- Australia's unemployment rate hits a 12-year high.
- Odds of a rate cut remain small but spiked higher in response.
- Combined with plunging commodity prices and an over-valued Australian dollar, worsening unemployment should motivate future rate cuts.
It is probably only a matter of time before the next deep swoon in the Australian dollar (NYSEARCA:FXA).
On August 7th (Australian time), the Australian Bureau of Statistics (ABS) reported a spike higher in Australia's employment rate from 6.0% in June to 6.4% in July. This changes what looked like stabilization to an ominous 12-year high in Australia's unemployment rate. Prior to July's reading, the unemployment rate had hovered between 5.8 and 6.0% since August 2013. Accordingly, the odds of a rate cut in the September Reserve Bank of Australia meeting jumped from 4 to 9%. These are still small odds but enough to generate a large drop in the Australian dollar as the odds surely increased much higher for a rate cut later in the year.
Odds of a rate cut jump higher…
Source: ASX Rate Tracker
…the Australian dollar hits a two-month low against the U.S. dollar, apparently confirming the recent topping action
The one caveat to this report is that the unemployment report was mainly driven higher by a large influx of entrants into the labor force. Depending on the demographics of these new entrants - were they mainly young people entering the workforce for the first time (potentially employable?) or formerly unemployed adults who are making another attempt to get back to work (harder to employ?) - the unemployment rate could shift sharply again in the coming few months as the new workers get absorbed. Note that in July the Australian economy ADDED 14,500 full-time employed workers that was offset by a 14,800 drop in part-time workers. The next few months will be critical, as it is hard to imagine the RBA sitting still on interest rates if the unemployment rate starts trending higher, especially with the Australian dollar staying extremely over-valued by the Bank's account.
Commodity prices are also working against the premium valuation of the Australian dollar. The report on July's index of commodity prices confirmed what plunging iron ore prices are already telling us: the decline from 2011′s peak has accelerated.
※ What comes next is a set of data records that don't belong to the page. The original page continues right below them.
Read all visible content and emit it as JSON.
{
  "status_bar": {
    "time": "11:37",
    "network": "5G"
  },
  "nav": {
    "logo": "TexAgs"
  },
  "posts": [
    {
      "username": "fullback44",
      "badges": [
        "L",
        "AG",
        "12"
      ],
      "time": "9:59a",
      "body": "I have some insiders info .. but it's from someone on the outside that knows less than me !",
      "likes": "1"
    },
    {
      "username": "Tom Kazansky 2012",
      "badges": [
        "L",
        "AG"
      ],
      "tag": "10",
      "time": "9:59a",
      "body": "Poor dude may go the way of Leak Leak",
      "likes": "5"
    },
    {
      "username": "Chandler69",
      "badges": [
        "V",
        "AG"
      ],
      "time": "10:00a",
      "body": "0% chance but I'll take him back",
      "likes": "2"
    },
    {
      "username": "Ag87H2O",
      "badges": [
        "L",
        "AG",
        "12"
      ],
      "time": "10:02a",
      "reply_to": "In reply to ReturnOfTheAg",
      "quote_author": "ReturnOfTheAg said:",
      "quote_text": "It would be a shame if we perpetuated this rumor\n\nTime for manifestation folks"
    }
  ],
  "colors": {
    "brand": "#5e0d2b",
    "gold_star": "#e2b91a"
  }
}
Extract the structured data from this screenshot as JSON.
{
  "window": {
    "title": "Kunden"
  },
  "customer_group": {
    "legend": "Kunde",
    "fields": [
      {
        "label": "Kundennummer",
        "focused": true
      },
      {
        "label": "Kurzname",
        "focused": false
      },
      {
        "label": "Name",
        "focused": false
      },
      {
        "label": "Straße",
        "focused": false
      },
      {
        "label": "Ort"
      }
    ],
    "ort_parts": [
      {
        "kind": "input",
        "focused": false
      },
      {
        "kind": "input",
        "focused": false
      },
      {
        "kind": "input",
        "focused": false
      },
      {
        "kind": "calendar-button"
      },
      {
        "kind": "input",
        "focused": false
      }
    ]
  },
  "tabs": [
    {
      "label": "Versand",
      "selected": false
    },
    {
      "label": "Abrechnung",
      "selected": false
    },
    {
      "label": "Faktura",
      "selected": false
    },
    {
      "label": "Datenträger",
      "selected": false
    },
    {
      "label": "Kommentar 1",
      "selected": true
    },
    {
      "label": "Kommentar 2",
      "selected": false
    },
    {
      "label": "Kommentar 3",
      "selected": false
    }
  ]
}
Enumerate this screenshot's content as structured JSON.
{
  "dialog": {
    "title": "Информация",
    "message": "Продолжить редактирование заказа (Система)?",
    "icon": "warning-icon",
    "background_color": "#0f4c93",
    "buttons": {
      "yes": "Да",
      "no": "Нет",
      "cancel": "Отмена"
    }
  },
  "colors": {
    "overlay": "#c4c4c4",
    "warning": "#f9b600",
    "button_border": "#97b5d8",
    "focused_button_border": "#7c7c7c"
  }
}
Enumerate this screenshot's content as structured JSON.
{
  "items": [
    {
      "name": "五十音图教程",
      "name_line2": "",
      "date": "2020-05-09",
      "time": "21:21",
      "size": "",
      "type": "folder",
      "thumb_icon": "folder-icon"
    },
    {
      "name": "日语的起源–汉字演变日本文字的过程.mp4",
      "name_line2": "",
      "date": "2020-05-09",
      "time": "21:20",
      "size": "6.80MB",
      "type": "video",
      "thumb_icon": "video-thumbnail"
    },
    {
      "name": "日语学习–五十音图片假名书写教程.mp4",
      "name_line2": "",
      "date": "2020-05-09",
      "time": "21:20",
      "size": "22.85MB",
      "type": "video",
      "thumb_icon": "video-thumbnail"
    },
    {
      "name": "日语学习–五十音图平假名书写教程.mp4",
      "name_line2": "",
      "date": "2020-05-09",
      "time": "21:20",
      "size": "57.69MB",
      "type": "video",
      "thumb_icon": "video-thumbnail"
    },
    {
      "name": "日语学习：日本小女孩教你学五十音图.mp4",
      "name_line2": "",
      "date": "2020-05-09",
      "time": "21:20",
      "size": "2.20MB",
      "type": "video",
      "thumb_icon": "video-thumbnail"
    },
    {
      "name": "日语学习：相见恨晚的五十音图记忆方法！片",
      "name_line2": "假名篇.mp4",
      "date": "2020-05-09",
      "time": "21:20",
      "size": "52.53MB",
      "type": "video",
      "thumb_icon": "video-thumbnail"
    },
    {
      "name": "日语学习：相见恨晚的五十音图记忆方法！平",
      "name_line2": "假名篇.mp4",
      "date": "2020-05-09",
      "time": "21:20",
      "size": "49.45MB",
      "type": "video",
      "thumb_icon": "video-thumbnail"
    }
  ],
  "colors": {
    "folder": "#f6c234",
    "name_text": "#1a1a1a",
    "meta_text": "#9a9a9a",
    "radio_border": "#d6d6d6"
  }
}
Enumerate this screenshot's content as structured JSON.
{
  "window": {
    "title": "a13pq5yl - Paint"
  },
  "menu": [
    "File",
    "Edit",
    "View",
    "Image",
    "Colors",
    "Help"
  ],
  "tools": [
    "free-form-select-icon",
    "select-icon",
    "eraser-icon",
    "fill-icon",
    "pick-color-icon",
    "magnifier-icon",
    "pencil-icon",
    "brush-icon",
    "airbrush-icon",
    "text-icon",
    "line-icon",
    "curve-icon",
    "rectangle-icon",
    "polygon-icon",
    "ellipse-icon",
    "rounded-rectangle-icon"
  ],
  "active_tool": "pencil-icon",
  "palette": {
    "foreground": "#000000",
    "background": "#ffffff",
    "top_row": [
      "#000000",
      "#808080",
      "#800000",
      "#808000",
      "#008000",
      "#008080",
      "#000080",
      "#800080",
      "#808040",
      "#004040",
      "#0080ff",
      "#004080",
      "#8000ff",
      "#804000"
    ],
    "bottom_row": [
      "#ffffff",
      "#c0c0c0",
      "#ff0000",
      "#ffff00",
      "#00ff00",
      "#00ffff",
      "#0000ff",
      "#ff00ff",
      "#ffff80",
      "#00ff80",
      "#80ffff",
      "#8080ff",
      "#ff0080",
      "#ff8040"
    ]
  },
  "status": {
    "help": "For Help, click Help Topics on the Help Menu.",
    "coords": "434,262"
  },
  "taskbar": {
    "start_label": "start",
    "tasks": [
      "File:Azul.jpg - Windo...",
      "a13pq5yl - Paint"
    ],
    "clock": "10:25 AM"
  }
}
With the index back to levels last seen in March 2010 in SDRs, the RBA should feel quite comfortable cutting rates again soon (SDRs, or special drawing rights, are an IMF monetary unit indexed to major currencies).
So now both the unemployment rate and commodity prices should be working against the lofty levels of the Australian dollar. Given the presumed pressure, I decided to juxtapose the unemployment rate with the commodity index. With commodities playing a major role in the Australian economy, I expected to see a correlation with the unemployment rate. The relationship is quite striking in the past 10 years or so.
Australian Unemployment Rate Versus Commodity Price Index (SDR)
The Australian dollar is likely key to breaking the correlation. As the RBA stated in its last decision on monetary policy (and many before that): "The exchange rate remains high by historical standards, particularly given the declines in key commodity prices, and hence is offering less assistance than it might in achieving balanced growth in the economy."
The time for more (RATE) action must be nearer than ever.
Be careful out there!
Disclosure: The author has no positions in any stocks mentioned, and no plans to initiate any positions within the next 72 hours. The author wrote this article themselves, and it expresses their own opinions. The author is not receiving compensation for it (other than from Seeking Alpha). The author has no business relationship with any company whose stock is mentioned in this article.
Additional disclosure: In forex, I am net short the Australian dollar.